A Buddhist monastery and a Catholic church were both set on fire when regime forces raided two villages in Sagaing Region’s Taze Township earlier this month, according to local sources.
The attacks, which took place on March 12, targetted the villages of Sein Sar and Chaung Yoe, both located on the road connecting the towns of Taze and Ye-U.
A number of civilians were also killed in the raids, the sources said.
The assaults began when a column of junta soldiers and members of the military-backed Pyu Saw Htee militia entered Sein Sar at around 11am on March 12 and proceeded to raid the monastery and interrogate its 70-year-old abbot, Ven. Pyinnya Zawta.
“They made him kneel down with his hands behind his head. Then they forcibly disrobed him and told him that they could kill him now because he was no longer a monk,” a villager who spoke to the abbot about the incident told Myanmar Now.
According to the villager, a 14-year-old schoolgirl was shot dead while trying to flee the attack. A paraplegic woman in her eighties was later rescued after being trapped inside her home, he added.
Soldiers also looted the monastery, taking several appliances and a car, before setting fire to its community and dining halls. At least 20 Buddha images, including one that was more than 160 years old, were destroyed by the fire, according to the villager.
A total of 18 buildings were destroyed in the village, he added.
The column then moved south to the predominantly Christian village of Chaung Yoe, where they interrogated three nuns, all in their seventies, at the Mary Help of Christians Church.
A local resident who lives near the church said that the soldiers then set fire to its pulpit and altar, as well as robes and other sacred items.
A 55-year-old man and his son were also shot and killed during the raid, according to the Chaung Yoe resident, who spoke to Myanmar Now on condition of anonymity.
The attacks on Sein Sar and Chaung Yoe reportedly came after regime forces stationed in the nearby village of Ponnaka were hit by explosives earlier in the day.
The troops first took control of the village and its two rice mills on February 15, local sources reported.

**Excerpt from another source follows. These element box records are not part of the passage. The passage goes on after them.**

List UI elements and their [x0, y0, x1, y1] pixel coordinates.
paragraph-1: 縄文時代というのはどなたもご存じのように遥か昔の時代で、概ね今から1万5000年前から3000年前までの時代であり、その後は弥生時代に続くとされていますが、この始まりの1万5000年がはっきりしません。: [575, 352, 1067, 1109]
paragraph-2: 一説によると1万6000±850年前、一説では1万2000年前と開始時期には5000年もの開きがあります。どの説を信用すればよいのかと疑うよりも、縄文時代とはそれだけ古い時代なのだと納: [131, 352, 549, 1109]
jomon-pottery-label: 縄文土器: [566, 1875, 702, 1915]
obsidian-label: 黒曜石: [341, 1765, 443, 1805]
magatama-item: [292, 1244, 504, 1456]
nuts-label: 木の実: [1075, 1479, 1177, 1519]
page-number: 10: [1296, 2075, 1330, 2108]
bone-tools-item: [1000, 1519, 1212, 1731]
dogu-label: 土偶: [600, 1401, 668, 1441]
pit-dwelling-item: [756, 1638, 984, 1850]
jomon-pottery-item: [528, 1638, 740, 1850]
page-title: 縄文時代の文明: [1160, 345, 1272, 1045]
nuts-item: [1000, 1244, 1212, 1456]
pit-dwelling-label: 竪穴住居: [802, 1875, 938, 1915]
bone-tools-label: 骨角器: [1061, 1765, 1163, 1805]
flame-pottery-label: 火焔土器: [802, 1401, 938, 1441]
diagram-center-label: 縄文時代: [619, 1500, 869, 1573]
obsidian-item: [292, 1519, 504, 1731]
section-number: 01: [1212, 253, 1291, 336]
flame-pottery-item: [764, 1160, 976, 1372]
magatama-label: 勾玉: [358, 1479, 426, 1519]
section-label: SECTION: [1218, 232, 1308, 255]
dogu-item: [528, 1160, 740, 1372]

According to the Chin Human Rights Organisation, regime forces destroyed 34 churches and 15 other Christian religious buildings between February 2021 and January 2022.
The junta routinely denies responsibility for the destruction of places of worship, which are often used as shelters by civilians displaced by violence.
Last May, a day after an artillery shell killed four people and injured eight at a church in Kayah (Karenni) State, Cardinal Charles Maung Bo, the archbishop of Yangon, released a statement calling on the military to refrain from targeting churches.
Despite not receiving any assurance that such attacks would not happen again, the cardinal controversially met with junta leader Min Aung Hlaing last December for a Christmas celebration.
On Christmas Eve, the day after the meeting, regime troops massacred dozens of civilians, including children and aid workers, in Kayah State’s Hpruso Township.
The incident was one of the most notorious atrocity attacks carried out by the military since it seized power last February.